Одесса была обречена, это понимал в стране каждый человек, понимал и Савельев, смотрящий сейчас на карту. Об этом он сейчас и думал, хмуря лоб, и, закрыв глаза, мысленно попытался представить, что там происходит. Ему это оказалось нетрудным. Сразу будто воочию возникло багровое небо над горящим городом, потом — разваливающееся, оседающее в клубах пыли здание, — пронзительный женский крик и плач ребёнка.
То ли от этого крика, то ли от запаха пожарищ, который он почувствовал вдруг ясно и отчётливо, Савельева качнуло. Чтобы не упасть, он схватился, за стенку.
— Антон?! — услышал он голос Кружилина и увидел его рядом с собой.
— Ничего, ничего… А карта у тебя неточная всё же. Линия фронта уже не соответствует… — И он переставил флажок чуть восточнее города Орла.
— Да… Она каждое утро не соответствует, — с горечью произнёс Кружилин. Он, стоя рядом с Савельевым, долго и молча глядел на карту.
— Вот всё хочу спросить у тебя, Антон… Как же получилось, что немцы так легко смяли все наши оборонительные укрепления, будто их и не было на наших новых границах? С западными областями Украины и Белоруссии воссоединились осенью тридцать девятого. Пользовался слухом, что вдоль новых рубежей построены за это время сильные укрепления. А немцы — как нож сквозь масло. Как же так? Ты жил в тех краях…

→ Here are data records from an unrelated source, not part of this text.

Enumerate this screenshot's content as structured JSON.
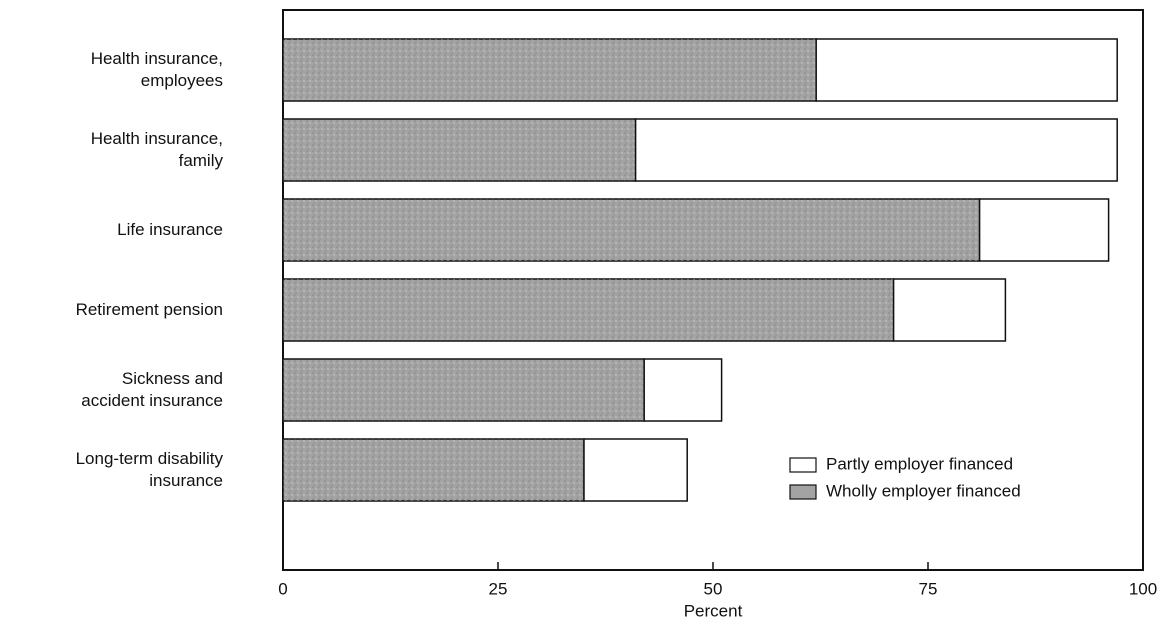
{
  "chart_data": {
    "type": "stacked-bar-horizontal",
    "categories": [
      "Health insurance,\nemployees",
      "Health insurance,\nfamily",
      "Life insurance",
      "Retirement pension",
      "Sickness and\naccident insurance",
      "Long-term disability\ninsurance"
    ],
    "series": [
      {
        "name": "Wholly employer financed",
        "color": "#a3a3a3",
        "values": [
          62,
          41,
          81,
          71,
          42,
          35
        ]
      },
      {
        "name": "Partly employer financed",
        "color": "#ffffff",
        "values": [
          35,
          56,
          15,
          13,
          9,
          12
        ]
      }
    ],
    "xlabel": "Percent",
    "xlim": [
      0,
      100
    ],
    "xticks": [
      0,
      25,
      50,
      75,
      100
    ],
    "legend": "lower right"
  }
}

— Я-то жил. Но я ведь не военный… А Петро где? Ушёл? Вот лавочник! Он, знаешь, из лавочников, отец его в Новониколаевске довольно солидную торговлю вёл.

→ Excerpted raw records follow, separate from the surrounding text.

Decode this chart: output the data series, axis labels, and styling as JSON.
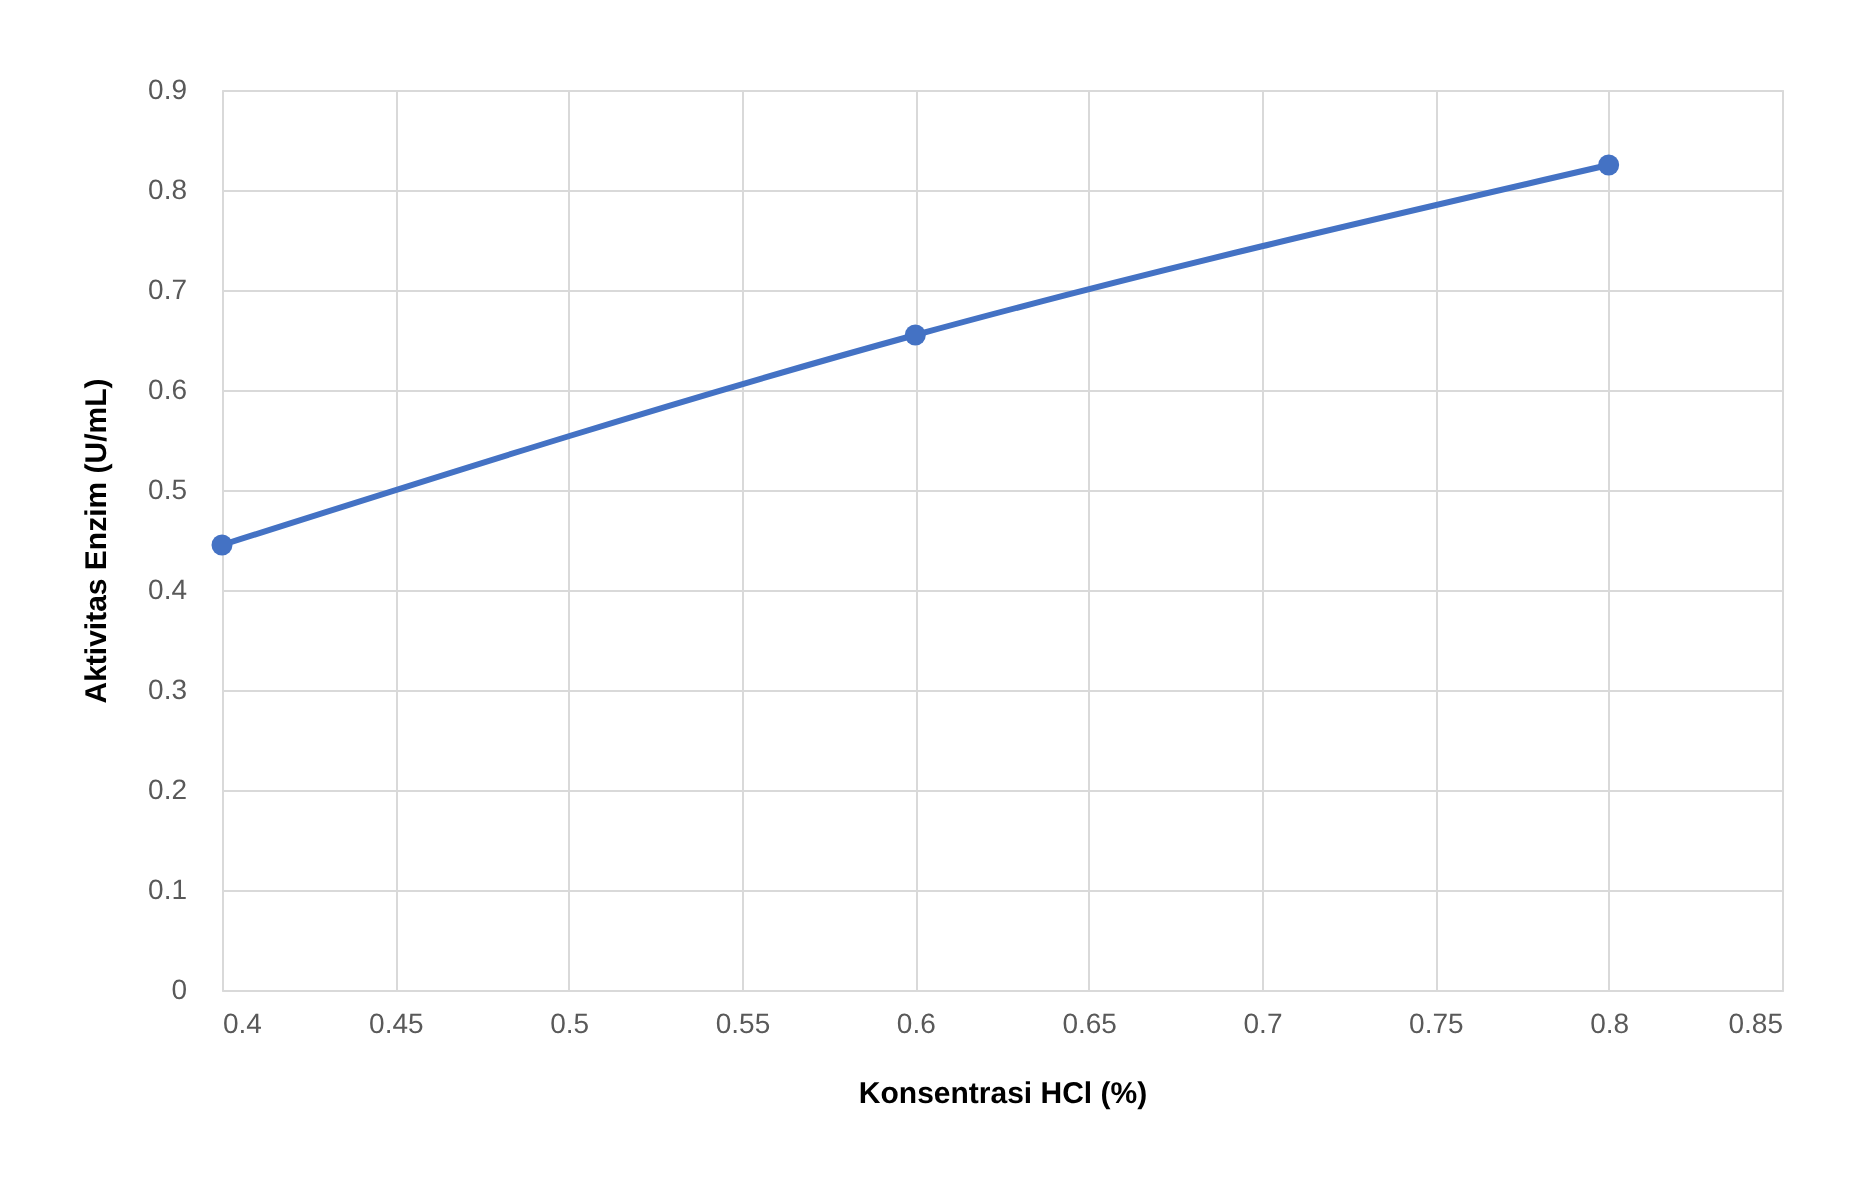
{
  "chart_data": {
    "type": "line",
    "xlabel": "Konsentrasi HCl (%)",
    "ylabel": "Aktivitas Enzim (U/mL)",
    "x": [
      0.4,
      0.6,
      0.8
    ],
    "series": [
      {
        "color": "#4472c4",
        "values": [
          0.445,
          0.655,
          0.825
        ]
      }
    ],
    "xlim": [
      0.4,
      0.85
    ],
    "xticks": [
      0.4,
      0.45,
      0.5,
      0.55,
      0.6,
      0.65,
      0.7,
      0.75,
      0.8,
      0.85
    ],
    "ylim": [
      0,
      0.9
    ],
    "yticks": [
      0,
      0.1,
      0.2,
      0.3,
      0.4,
      0.5,
      0.6,
      0.7,
      0.8,
      0.9
    ],
    "grid": true,
    "marker": "circle",
    "line_style": "solid",
    "legend": false
  }
}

Кружилин понял, что Савельев хочет переменить тему разговора, отошёл к столу.
— Я знаю. Он об этом и в автобиографии пишет. Сам я тоже, можно сказать, из лавочников — в юности приказчиком служил. — И, помедлив, проговорил: — Как-нибудь рассказал бы, каков из себя Полипов в те годы был.

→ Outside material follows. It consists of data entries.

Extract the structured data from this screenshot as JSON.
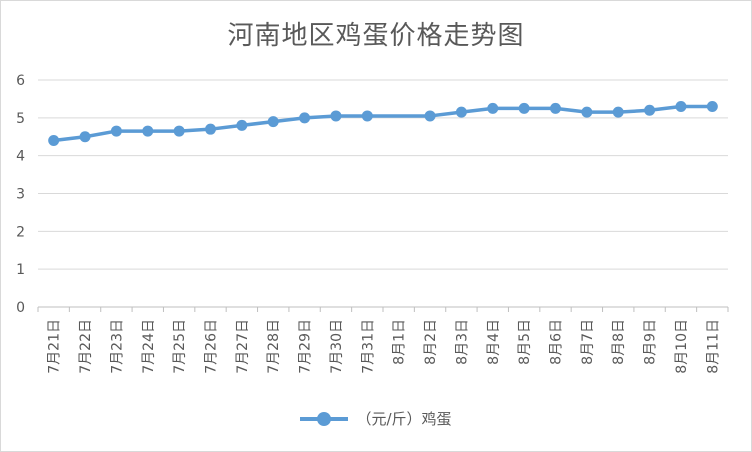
{
  "chart_data": {
    "type": "line",
    "title": "河南地区鸡蛋价格走势图",
    "xlabel": "",
    "ylabel": "",
    "ylim": [
      0,
      6
    ],
    "yticks": [
      0,
      1,
      2,
      3,
      4,
      5,
      6
    ],
    "grid": true,
    "legend_position": "bottom",
    "categories": [
      "7月21日",
      "7月22日",
      "7月23日",
      "7月24日",
      "7月25日",
      "7月26日",
      "7月27日",
      "7月28日",
      "7月29日",
      "7月30日",
      "7月31日",
      "8月1日",
      "8月2日",
      "8月3日",
      "8月4日",
      "8月5日",
      "8月6日",
      "8月7日",
      "8月8日",
      "8月9日",
      "8月10日",
      "8月11日"
    ],
    "series": [
      {
        "name": "（元/斤）鸡蛋",
        "color": "#5b9bd5",
        "values": [
          4.4,
          4.5,
          4.65,
          4.65,
          4.65,
          4.7,
          4.8,
          4.9,
          5.0,
          5.05,
          5.05,
          null,
          5.05,
          5.15,
          5.25,
          5.25,
          5.25,
          5.15,
          5.15,
          5.2,
          5.3,
          5.3
        ]
      }
    ]
  }
}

— Ну, каков? Сперва обыкновенный парнишка-гимназист… Затем увлёкся революционной работой, стал настоящим большевиком. После — аресты, тюрьмы… В дружбе — верный. Мы с ним только в одном врагами были — в любви.
— Да? — шевельнулся Кружилин.
Савельев поглядел на секретаря райкома, что-то в глазах того не понравилось Антону.
— Ага. Мы любили одну и ту же девчонку — Лизу, теперешнюю мою жену… Да ты, собственно, почему об этом спрашиваешь?
— Значит, решающим успехом у неё ты всё же пользовался? — как бы не расслышал Кружилин последнего вопроса.
— Так уж вышло как-то. Я хулиганистый в детстве был. Да и в юности тоже. Может, это и решило, а? Девчонок это, знаешь, на первых порах привлекает. Жил я тогда в Новониколаевске, в семье брата моего отца, Митрофана Ивановича. Он с девятьсот второго года уже подпольщиком был, кажется, чуть ли не первым организатором социал-демократической ячейки. И сын его, Григорий, тоже подпольщиком был. И Лиза тоже. Меня в свои дела они, конечно, не посвящали. А я — переживал. Ух как я переживал! И всё, помню, думал: как же им доказать, что я не такой дурак и шалопай, каким они меня считают?
Савельев говорил, а глаза его закрывались.